Duke Fuqua’s fourth round lasted 69 days between March 11 and May 19, and though Hubert says it will not be a permanent addition, it did contribute to increased applications, heightened interest from women, and — defying an array of cultural and practical obstacles — internationals.

Already a leader in women’s enrollment, Fuqua this year improved its female representation to 46% from 43%, a total likely to land the school among B-school leaders nationally and globally. “As a community, we really value and recognize the importance of getting to gender parity,” Hubert says. “It’s not just one thing. I think it’s a collective effort that we saw with our staff, our faculty, our students, our alumni engagement: We absolutely invested scholarship dollars and we really had an active outreach effort.”

Likewise with international enrollment. Duke Fuqua maintained its foreign student enrollment at 38% from the last two intakes; as it has for three years in a row now, Fuqua in 2020 enrolled a class with representatives from 44 countries.

“We were very intentional in recruiting internationally, so what we saw with that drop in internationals last year, we saw that reverse itself,” Hubert says, crediting the school’s admissions team for “holding multiple events, going back to cities, going multiple times to key cities around the world, as well as hosting events earlier in the season.

“I am just always in awe of the lengths to which our international students will go to invest in their education and to get here. There is one student who lived in Brazil, but also had a Portuguese dual citizenship, and she traveled to Portugal to fly out to the U.S. to get here. And I think those types of very, very high-touch, very strong communications across the board — but very individualized communications as well — show that our admissions team understands where each international student was.”

As with other top B-schools, however, reversing the application downturn came with a cost: Duke Fuqua’s acceptance rate climbed to 25%, up more than 9% from last year’s 22.9%. It’s actually the second straight year the school’s selectivity rate has climbed. Moreover, with 838 admits and an enrolled class of 408 (the latter larger than last year’s class but smaller than 2018’s 440), Duke Fuqua’s yield dropped for the first time in at least three years going back to the 2016-2017 app season, falling to 48.7% from 56.8%, a 14.3% decline.

The school’s Graduate Management Admission Test average also fell, albeit slightly, to 702 from 705.
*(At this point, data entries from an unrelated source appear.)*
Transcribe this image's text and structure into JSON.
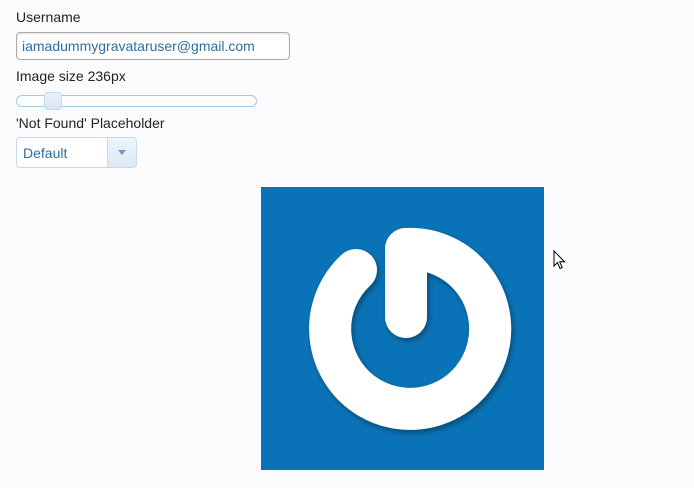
{
  "form": {
    "username_label": "Username",
    "username_value": "iamadummygravataruser@gmail.com",
    "size_label": "Image size 236px",
    "size_slider_fraction": 0.12,
    "placeholder_label": "'Not Found' Placeholder",
    "placeholder_selected": "Default"
  },
  "avatar": {
    "icon": "gravatar-logo-icon",
    "background_color": "#0a73b7",
    "logo_color": "#ffffff"
  },
  "colors": {
    "input_text": "#2e6e9e",
    "widget_border": "#c5dbec",
    "slider_border": "#a6c9e2"
  }
}
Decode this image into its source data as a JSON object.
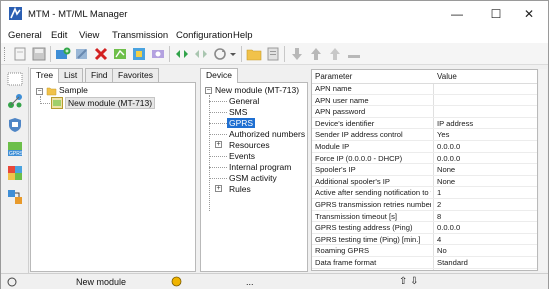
{
  "window": {
    "title": "MTM - MT/ML Manager"
  },
  "window_controls": {
    "minimize": "—",
    "maximize": "☐",
    "close": "✕"
  },
  "menu": [
    "General",
    "Edit",
    "View",
    "Transmission",
    "Configuration",
    "Help"
  ],
  "toolbar_icons": [
    "new-icon",
    "save-icon",
    "add-module-icon",
    "delete-icon",
    "configure-icon",
    "map-icon",
    "export-icon",
    "connect-icon",
    "disconnect-icon",
    "wizard-icon",
    "dropdown-arrow-icon",
    "folder-icon",
    "print-icon",
    "download-icon",
    "upload-icon",
    "upload-alt-icon",
    "sync-icon"
  ],
  "left_strip_icons": [
    "modules-icon",
    "network-icon",
    "shield-icon",
    "gprs-device-icon",
    "puzzle-icon",
    "flow-icon"
  ],
  "left_tabs": [
    "Tree",
    "List",
    "Find",
    "Favorites"
  ],
  "tree": {
    "root": "Sample",
    "child": "New module (MT-713)"
  },
  "device_tab": "Device",
  "device_tree": {
    "root": "New module (MT-713)",
    "items": [
      "General",
      "SMS",
      "GPRS",
      "Authorized numbers",
      "Resources",
      "Events",
      "Internal program",
      "GSM activity",
      "Rules"
    ]
  },
  "grid": {
    "header": {
      "param": "Parameter",
      "value": "Value"
    },
    "rows": [
      {
        "param": "APN name",
        "value": ""
      },
      {
        "param": "APN user name",
        "value": ""
      },
      {
        "param": "APN password",
        "value": ""
      },
      {
        "param": "Device's identifier",
        "value": "IP address"
      },
      {
        "param": "Sender IP address control",
        "value": "Yes"
      },
      {
        "param": "Module IP",
        "value": "0.0.0.0"
      },
      {
        "param": "Force IP (0.0.0.0 - DHCP)",
        "value": "0.0.0.0"
      },
      {
        "param": "Spooler's IP",
        "value": "None"
      },
      {
        "param": "Additional spooler's IP",
        "value": "None"
      },
      {
        "param": "Active after sending notification to t...",
        "value": "1"
      },
      {
        "param": "GPRS transmission retries number",
        "value": "2"
      },
      {
        "param": "Transmission timeout [s]",
        "value": "8"
      },
      {
        "param": "GPRS testing address (Ping)",
        "value": "0.0.0.0"
      },
      {
        "param": "GPRS testing time (Ping) [min.]",
        "value": "4"
      },
      {
        "param": "Roaming GPRS",
        "value": "No"
      },
      {
        "param": "Data frame format",
        "value": "Standard"
      }
    ]
  },
  "status": {
    "module": "New module",
    "text2": "...",
    "arrows": "⇧ ⇩"
  },
  "colors": {
    "selection": "#1f6fd1",
    "status_dot": "#f0b400"
  }
}
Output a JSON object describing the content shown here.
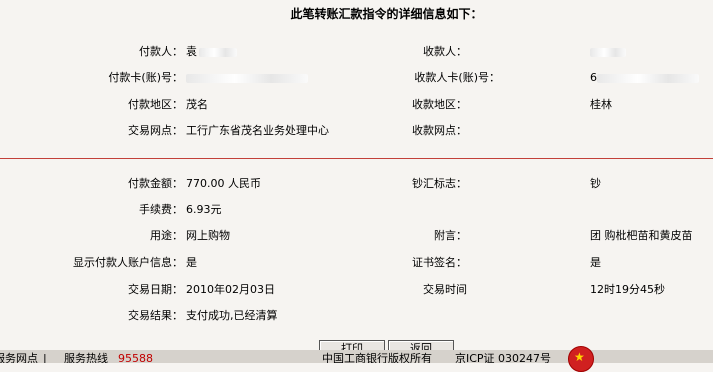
{
  "title": "此笔转账汇款指令的详细信息如下：",
  "payer": {
    "name_label": "付款人：",
    "name_value": "袁",
    "card_label": "付款卡(账)号：",
    "region_label": "付款地区：",
    "region_value": "茂名",
    "branch_label": "交易网点：",
    "branch_value": "工行广东省茂名业务处理中心"
  },
  "payee": {
    "name_label": "收款人：",
    "card_label": "收款人卡(账)号：",
    "card_prefix": "6",
    "region_label": "收款地区：",
    "region_value": "桂林",
    "branch_label": "收款网点："
  },
  "details": {
    "amount_label": "付款金额：",
    "amount_value": "770.00 人民币",
    "fee_label": "手续费：",
    "fee_value": "6.93元",
    "currency_flag_label": "钞汇标志：",
    "currency_flag_value": "钞",
    "purpose_label": "用途：",
    "purpose_value": "网上购物",
    "memo_label": "附言：",
    "memo_value": "团 购枇杷苗和黄皮苗",
    "show_account_label": "显示付款人账户信息：",
    "show_account_value": "是",
    "cert_sign_label": "证书签名：",
    "cert_sign_value": "是",
    "date_label": "交易日期：",
    "date_value": "2010年02月03日",
    "time_label": "交易时间",
    "time_value": "12时19分45秒",
    "result_label": "交易结果：",
    "result_value": "支付成功,已经清算"
  },
  "buttons": {
    "print": "打印",
    "back": "返回"
  },
  "footer": {
    "outlets": "服务网点",
    "separator": "|",
    "hotline_label": "服务热线",
    "hotline_number": "95588",
    "copyright": "中国工商银行版权所有",
    "icp": "京ICP证 030247号"
  }
}
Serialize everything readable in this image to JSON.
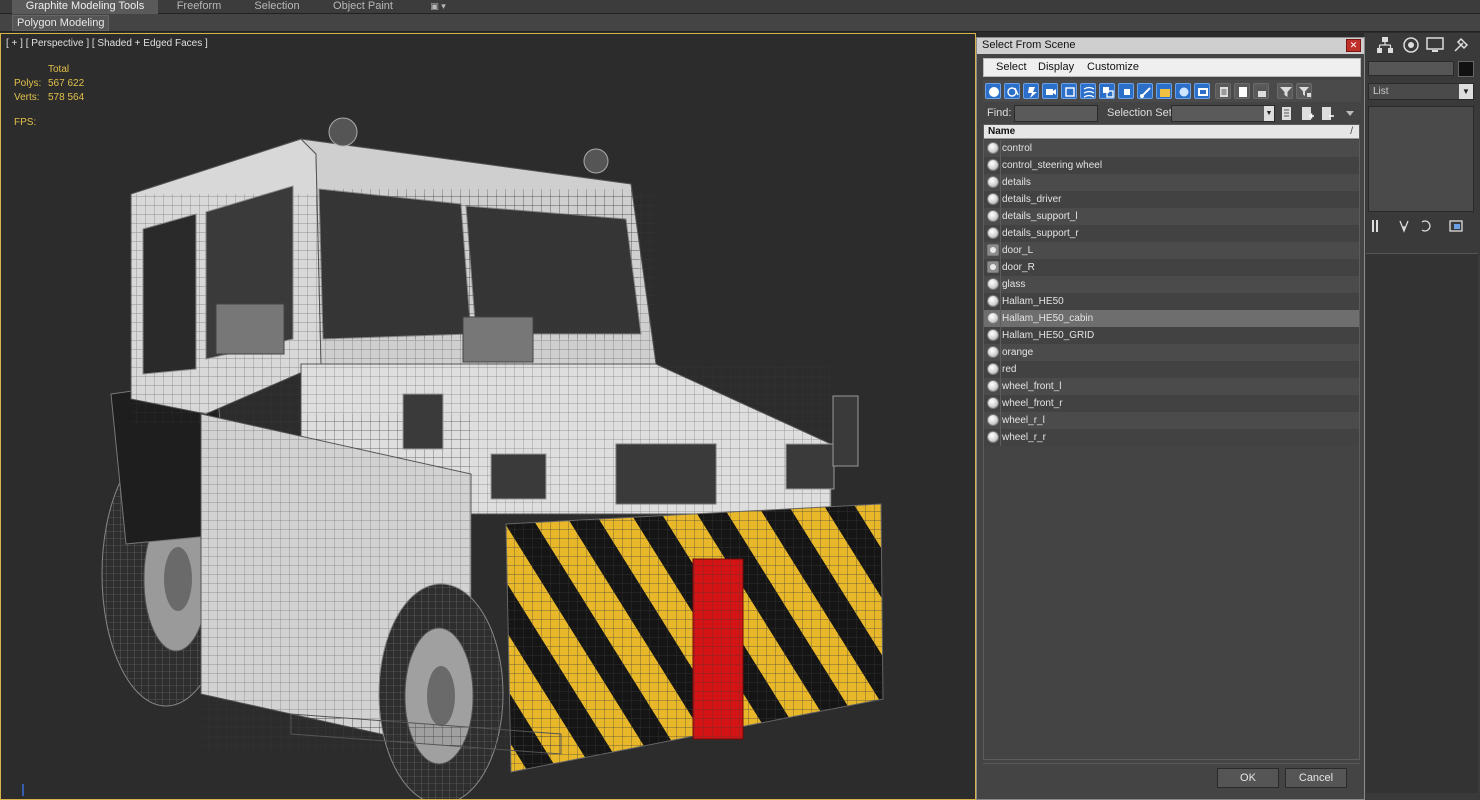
{
  "ribbon": {
    "tabs": [
      {
        "label": "Graphite Modeling Tools",
        "active": true
      },
      {
        "label": "Freeform"
      },
      {
        "label": "Selection"
      },
      {
        "label": "Object Paint"
      },
      {
        "label": "▣ ▾"
      }
    ],
    "sub_button": "Polygon Modeling"
  },
  "viewport": {
    "label": "[ + ] [ Perspective ] [ Shaded + Edged Faces ]",
    "stats": {
      "total_label": "Total",
      "polys_label": "Polys:",
      "polys_value": "567 622",
      "verts_label": "Verts:",
      "verts_value": "578 564",
      "fps_label": "FPS:"
    },
    "colors": {
      "border": "#d6b24a",
      "stats": "#e2c04a",
      "stripe_yellow": "#e8b82a",
      "hook_red": "#d41414"
    }
  },
  "command_panel": {
    "dropdown_text": "List"
  },
  "dialog": {
    "title": "Select From Scene",
    "close_glyph": "✕",
    "menu": [
      "Select",
      "Display",
      "Customize"
    ],
    "find_label": "Find:",
    "find_value": "",
    "selection_set_label": "Selection Set:",
    "list_header": "Name",
    "sort_glyph": "/",
    "items": [
      {
        "name": "control",
        "icon": "sphere"
      },
      {
        "name": "control_steering wheel",
        "icon": "sphere"
      },
      {
        "name": "details",
        "icon": "sphere"
      },
      {
        "name": "details_driver",
        "icon": "sphere"
      },
      {
        "name": "details_support_l",
        "icon": "sphere"
      },
      {
        "name": "details_support_r",
        "icon": "sphere"
      },
      {
        "name": "door_L",
        "icon": "group"
      },
      {
        "name": "door_R",
        "icon": "group"
      },
      {
        "name": "glass",
        "icon": "sphere"
      },
      {
        "name": "Hallam_HE50",
        "icon": "sphere"
      },
      {
        "name": "Hallam_HE50_cabin",
        "icon": "sphere",
        "selected": true
      },
      {
        "name": "Hallam_HE50_GRID",
        "icon": "sphere"
      },
      {
        "name": "orange",
        "icon": "sphere"
      },
      {
        "name": "red",
        "icon": "sphere"
      },
      {
        "name": "wheel_front_l",
        "icon": "sphere"
      },
      {
        "name": "wheel_front_r",
        "icon": "sphere"
      },
      {
        "name": "wheel_r_l",
        "icon": "sphere"
      },
      {
        "name": "wheel_r_r",
        "icon": "sphere"
      }
    ],
    "ok_label": "OK",
    "cancel_label": "Cancel"
  }
}
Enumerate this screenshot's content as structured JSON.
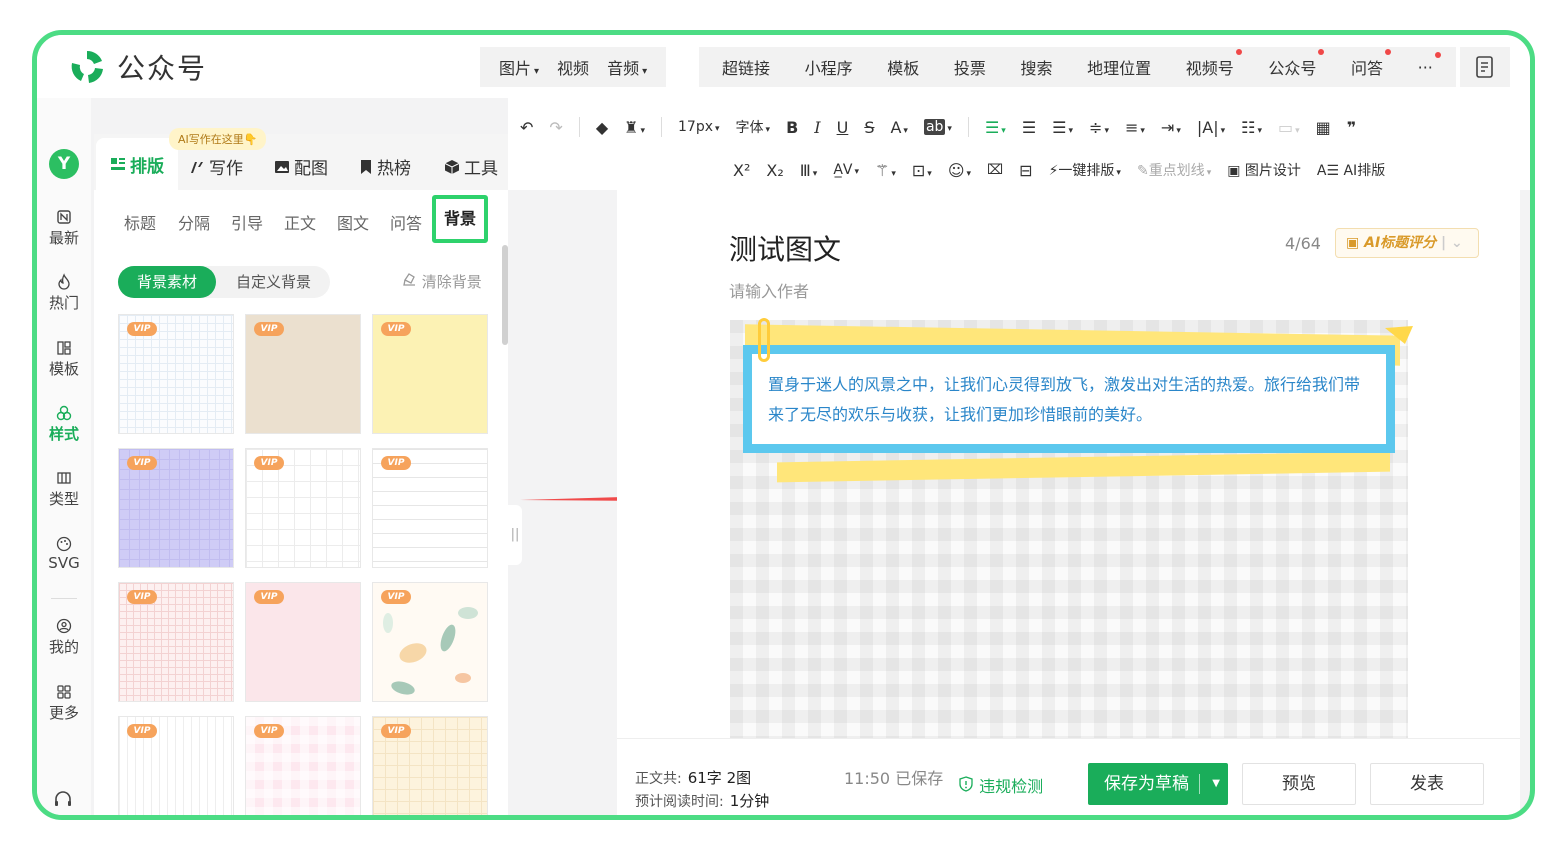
{
  "header": {
    "brand": "公众号",
    "media_items": [
      {
        "label": "图片",
        "caret": "▾"
      },
      {
        "label": "视频",
        "caret": ""
      },
      {
        "label": "音频",
        "caret": "▾"
      }
    ],
    "insert_items": [
      {
        "label": "超链接"
      },
      {
        "label": "小程序"
      },
      {
        "label": "模板"
      },
      {
        "label": "投票"
      },
      {
        "label": "搜索"
      },
      {
        "label": "地理位置"
      },
      {
        "label": "视频号"
      },
      {
        "label": "公众号"
      },
      {
        "label": "问答"
      },
      {
        "label": "···"
      }
    ]
  },
  "leftnav": {
    "logo": "Y",
    "items": [
      {
        "label": "最新"
      },
      {
        "label": "热门"
      },
      {
        "label": "模板"
      },
      {
        "label": "样式"
      },
      {
        "label": "类型"
      },
      {
        "label": "SVG"
      },
      {
        "label": "我的"
      },
      {
        "label": "更多"
      }
    ]
  },
  "panel": {
    "ai_badge": "AI写作在这里👇",
    "tabs": [
      {
        "label": "排版"
      },
      {
        "label": "写作"
      },
      {
        "label": "配图"
      },
      {
        "label": "热榜"
      },
      {
        "label": "工具"
      }
    ],
    "subtabs": [
      {
        "label": "标题"
      },
      {
        "label": "分隔"
      },
      {
        "label": "引导"
      },
      {
        "label": "正文"
      },
      {
        "label": "图文"
      },
      {
        "label": "问答"
      },
      {
        "label": "背景"
      }
    ],
    "segment_on": "背景素材",
    "segment_off": "自定义背景",
    "clear_bg": "清除背景",
    "vip_label": "VIP"
  },
  "toolbar": {
    "row1": {
      "font_size": "17px",
      "font_family": "字体",
      "bold": "B",
      "italic": "I",
      "underline": "U",
      "strike": "S",
      "color": "A",
      "highlight": "ab"
    },
    "row2": {
      "sup": "X²",
      "sub": "X₂",
      "one_click": "一键排版",
      "key_line": "重点划线",
      "pic_design": "图片设计",
      "ai_layout": "AI排版"
    }
  },
  "editor": {
    "title": "测试图文",
    "title_count": "4/64",
    "ai_score": "AI标题评分",
    "author_placeholder": "请输入作者",
    "quote_text": "置身于迷人的风景之中，让我们心灵得到放飞，激发出对生活的热爱。旅行给我们带来了无尽的欢乐与收获，让我们更加珍惜眼前的美好。"
  },
  "footer": {
    "stat_label": "正文共:",
    "stat_value": "61字 2图",
    "read_label": "预计阅读时间:",
    "read_value": "1分钟",
    "saved_time": "11:50  已保存",
    "check": "违规检测",
    "save_draft": "保存为草稿",
    "preview": "预览",
    "publish": "发表"
  },
  "colors": {
    "brand_green": "#1aad5a",
    "highlight_border": "#2ed26c",
    "frame": "#4cdc84",
    "arrow": "#f04a4a"
  }
}
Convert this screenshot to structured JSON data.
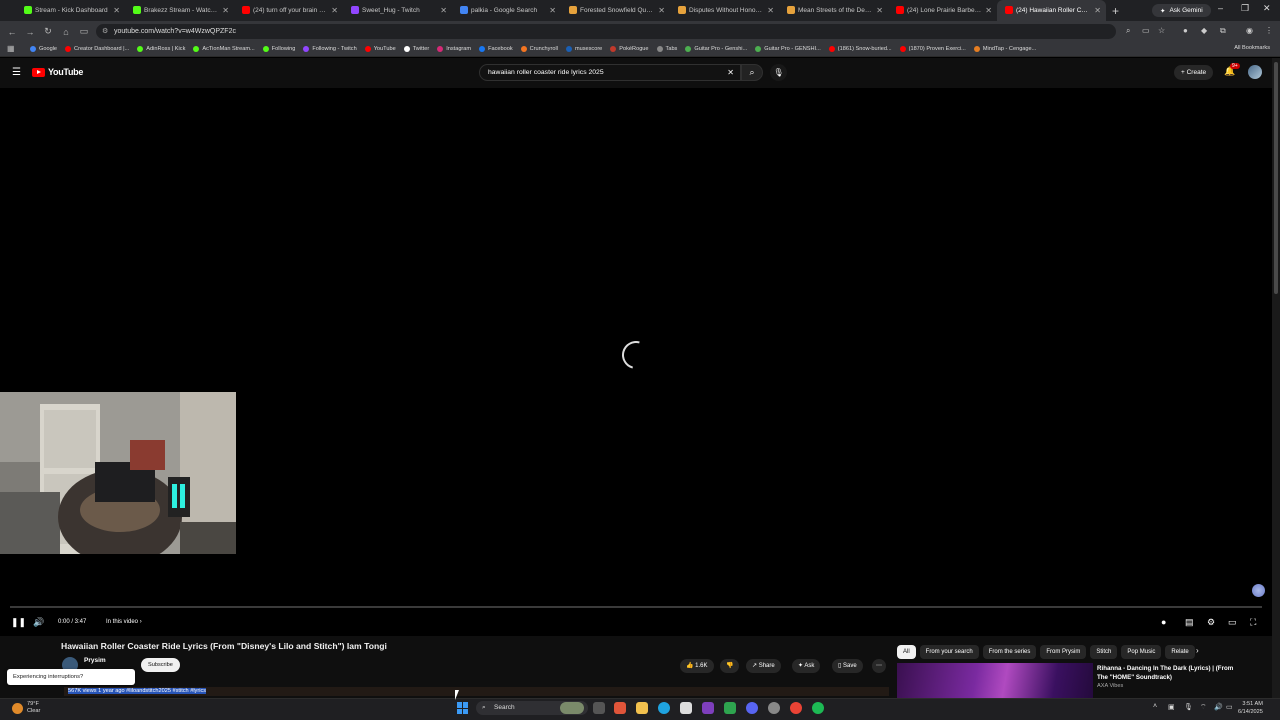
{
  "browser": {
    "tabs": [
      {
        "title": "Stream - Kick Dashboard",
        "color": "#53fc18"
      },
      {
        "title": "Brakezz Stream - Watch Live",
        "color": "#53fc18"
      },
      {
        "title": "(24) turn off your brain for a",
        "color": "#ff0000"
      },
      {
        "title": "Sweet_Hug - Twitch",
        "color": "#9146ff"
      },
      {
        "title": "palkia - Google Search",
        "color": "#4285f4"
      },
      {
        "title": "Forested Snowfield Quest C",
        "color": "#e6a23c"
      },
      {
        "title": "Disputes Without Honor an",
        "color": "#e6a23c"
      },
      {
        "title": "Mean Streets of the Despic",
        "color": "#e6a23c"
      },
      {
        "title": "(24) Lone Prairie Barbershop",
        "color": "#ff0000"
      },
      {
        "title": "(24) Hawaiian Roller Coaster",
        "color": "#ff0000",
        "active": true
      }
    ],
    "ask_gemini": "Ask Gemini",
    "url": "youtube.com/watch?v=w4WzwQPZF2c",
    "bookmarks": [
      {
        "label": "Google",
        "color": "#4285f4"
      },
      {
        "label": "Creator Dashboard |...",
        "color": "#ff0000"
      },
      {
        "label": "AdinRoss | Kick",
        "color": "#53fc18"
      },
      {
        "label": "AcTionMan Stream...",
        "color": "#53fc18"
      },
      {
        "label": "Following",
        "color": "#53fc18"
      },
      {
        "label": "Following - Twitch",
        "color": "#9146ff"
      },
      {
        "label": "YouTube",
        "color": "#ff0000"
      },
      {
        "label": "Twitter",
        "color": "#ffffff"
      },
      {
        "label": "Instagram",
        "color": "#d62976"
      },
      {
        "label": "Facebook",
        "color": "#1877f2"
      },
      {
        "label": "Crunchyroll",
        "color": "#f47521"
      },
      {
        "label": "musescore",
        "color": "#1a5fb4"
      },
      {
        "label": "PokéRogue",
        "color": "#c0392b"
      },
      {
        "label": "Tabs",
        "color": "#888888"
      },
      {
        "label": "Guitar Pro - Genshi...",
        "color": "#4caf50"
      },
      {
        "label": "Guitar Pro - GENSHI...",
        "color": "#4caf50"
      },
      {
        "label": "(1861) Snow-buried...",
        "color": "#ff0000"
      },
      {
        "label": "(1870) Proven Exerci...",
        "color": "#ff0000"
      },
      {
        "label": "MindTap - Cengage...",
        "color": "#e67e22"
      }
    ],
    "all_bookmarks": "All Bookmarks"
  },
  "youtube": {
    "logo": "YouTube",
    "search_query": "hawaiian roller coaster ride lyrics 2025",
    "create_label": "Create",
    "notif_badge": "9+",
    "player": {
      "time": "0:00 / 3:47",
      "in_this_video": "In this video"
    },
    "video": {
      "title": "Hawaiian Roller Coaster Ride Lyrics (From \"Disney's Lilo and Stitch\") Iam Tongi",
      "channel": "Prysim",
      "subscribe": "Subscribe",
      "likes": "1.6K",
      "share": "Share",
      "ask": "Ask",
      "save": "Save",
      "meta_text": "567K views  1 year ago  #liloandstitch2025 #stitch #lyrics",
      "toast": "Experiencing interruptions?"
    },
    "chips": [
      "All",
      "From your search",
      "From the series",
      "From Prysim",
      "Stitch",
      "Pop Music",
      "Relate"
    ],
    "recommendation": {
      "title": "Rihanna - Dancing In The Dark (Lyrics) | (From The \"HOME\" Soundtrack)",
      "channel": "AXA Vibes"
    }
  },
  "taskbar": {
    "weather_temp": "79°F",
    "weather_desc": "Clear",
    "search": "Search",
    "time": "3:51 AM",
    "date": "6/14/2025"
  }
}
“We consciously decided to admit a few more people, given the uncertainty that the pandemic created,” Hubert says. “We’re questioning and asking ourselves things like whether applicants would decide to hedge their bets and not attend this year for job security, or would they feel that this is the right time to invest in an MBA and ride the pandemic out in business school. And there’s also still so much uncertainty around whether embassies globally would be open around the world and the challenges of getting here. And so it was a bit of a wild card. So we wanted to make sure we were prepared either way.

“Fortunately, the students that we admitted, they were all admitted to other top schools, ultimately decided to come to us — so we didn’t see as high a level of attrition as we had anticipated. Interestingly, we also ended up deciding, ‘You know what, the decent thing to do is to grant deferrals.’ And so we did grant deferrals.”